Optimizing queries (add indexes, eliminate N+1 queries)
Adding caching (Redis for hot data)
Connection pooling (reuse database connections)

These three tactics solve 80% of scaling problems. If these don't work, then consider read replicas, sharding, or other advanced strategies.

Designing for Scale from Day One

Should you design for unlimited scale from the start? Probably not. It adds complexity, slows development, and you might not need it.

But some decisions are hard to change later:

Use stateless applications (easy to parallelize)
Use databases instead of files (easier to distribute)
Plan for read replicas (don't hardcode primary database)
Use caching from the start (easier to add than retrofit)

These don't slow development but prevent painful migration later.

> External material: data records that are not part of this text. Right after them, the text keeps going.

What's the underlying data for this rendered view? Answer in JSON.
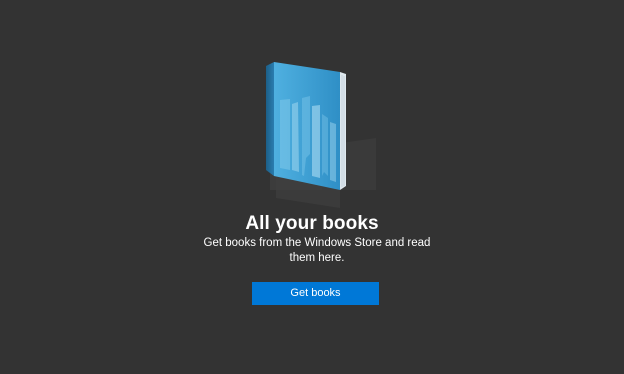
{
  "empty_state": {
    "title": "All your books",
    "description": "Get books from the Windows Store and read them here.",
    "button_label": "Get books",
    "illustration_icon": "book-with-skyline-icon"
  },
  "colors": {
    "background": "#333333",
    "accent": "#0078d7",
    "text": "#ffffff",
    "book_cover": "#3d9ed0",
    "book_spine": "#1f6f9e"
  }
}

Vertical vs Horizontal Scaling

Name	Cost	Complexity	FailureMode
Vertical Scaling	Expensive per unit, limited ceiling	Simple, no code changes needed	One failure = complete outage
Horizontal Scaling	Cheaper per unit, no ceiling	Complex, requires stateless design	One failure = degraded service

The Reality

Most successful companies start with vertical scaling. It's simple and gets you far. As traffic grows, they migrate to horizontal scaling. This is a one-time cost but necessary for long-term growth.

The database is usually the first bottleneck. Solve it with caching and optimization before scaling application servers.

Don't over-engineer early. Start simple. Scale when you need to. Better to refactor a successful product than to build a scalable product that nobody uses.